3.1. Le litige a trait au droit de l'intimé à l'assistance gratuite d'un conseil juridique dans la procédure administrative conduite par l'office AI. Compte tenu des motifs du recours, il porte plus particulièrement sur la question de savoir si la complexité de la cause justifiait l'assistance d'un avocat. Il s'agit d'une question de droit que le Tribunal fédéral examine librement (art. 95 let. a et 106 LTF; arrêt 8C_147/2021 du 18 mai 2021 consid. 3.3 et les références).  
 
3.2. L'arrêt entrepris cite les dispositions légales et les principes jurisprudentiels concernant l'octroi de l'assistance gratuite d'un conseil juridique dans la procédure administrative en matière d'assurances sociales (art. 37 al. 4 LPGA; ATF 132 V 200 consid. 4.1; 130 I 180 consid. 2.2; arrêt 9C_105/2007 du 13 novembre 2007).
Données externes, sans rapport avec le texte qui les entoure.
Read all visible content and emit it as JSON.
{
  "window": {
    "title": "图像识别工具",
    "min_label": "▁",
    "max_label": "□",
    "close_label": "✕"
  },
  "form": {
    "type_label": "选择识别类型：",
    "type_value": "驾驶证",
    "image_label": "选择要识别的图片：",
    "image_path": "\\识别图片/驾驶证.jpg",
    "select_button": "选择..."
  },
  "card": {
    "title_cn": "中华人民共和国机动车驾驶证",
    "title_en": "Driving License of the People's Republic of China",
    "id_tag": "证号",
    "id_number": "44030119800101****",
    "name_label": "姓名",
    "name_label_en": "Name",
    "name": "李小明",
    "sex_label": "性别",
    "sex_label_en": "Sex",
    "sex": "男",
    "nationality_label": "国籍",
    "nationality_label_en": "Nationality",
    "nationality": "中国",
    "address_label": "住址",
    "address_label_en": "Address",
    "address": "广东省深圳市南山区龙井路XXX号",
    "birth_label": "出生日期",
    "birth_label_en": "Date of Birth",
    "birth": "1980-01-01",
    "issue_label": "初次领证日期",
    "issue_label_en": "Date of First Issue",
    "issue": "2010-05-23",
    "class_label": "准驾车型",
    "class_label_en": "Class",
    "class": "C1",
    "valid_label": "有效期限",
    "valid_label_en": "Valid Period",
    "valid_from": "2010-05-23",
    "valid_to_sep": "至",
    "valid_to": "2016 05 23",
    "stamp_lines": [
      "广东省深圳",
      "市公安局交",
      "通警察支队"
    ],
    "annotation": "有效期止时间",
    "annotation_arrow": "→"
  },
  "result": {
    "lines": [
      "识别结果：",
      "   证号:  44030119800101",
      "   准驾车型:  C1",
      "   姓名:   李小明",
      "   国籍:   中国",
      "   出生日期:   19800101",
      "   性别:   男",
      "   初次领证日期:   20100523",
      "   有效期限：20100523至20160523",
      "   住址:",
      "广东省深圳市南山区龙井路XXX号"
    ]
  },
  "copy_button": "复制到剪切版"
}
Il suffit d'y renvoyer.  
 
4.  
La juridiction cantonale a considéré que sans être d'une complexité extrême, la cause - qui était pendante depuis plus de huit ans - présentait des difficultés d'orientation dans les appréciations des avis médicaux et de gestion de la technique procédurale. De plus, l'intéressé, dont la santé psychique était susceptible de l'entraver dans ses facultés, ne maîtrisait pas la langue au point de pouvoir s'orienter dans une procédure écrite et dans un dossier très volumineux. Les premiers juges ont également considéré que l'assuré ne pouvait pas être renvoyé à l'aide d'un tiers non avocat, puisqu'un curateur ou un assistant social ne pouvait à l'évidence pas gérer le dossier de manière rationnelle et efficace, alors que le conseil de l'intimé était en charge du mandat de représenter l'assuré depuis 2005. En conséquence, l'assistance d'un avocat était nécessaire au sens de l'art. 37 al. 4 LPGA
 
5.  
 
5.1. Le recourant fait valoir que la juridiction cantonale a constaté arbitrairement que l'assistance d'un avocat était indispensable en l'espèce.  
 
5.2. A la suite de la cour cantonale, on doit tout d'abord constater que le recourant a admis la nécessité de l'intervention d'un tiers dans le cas d'espèce (courrier du 16 mai 2019), ce qu'il semble remettre partiellement en question de manière contraire à la bonne foi devant le Tribunal fédéral (sur cette notion, cf. par exemple ATF 143 III 55 consid. 3.4).  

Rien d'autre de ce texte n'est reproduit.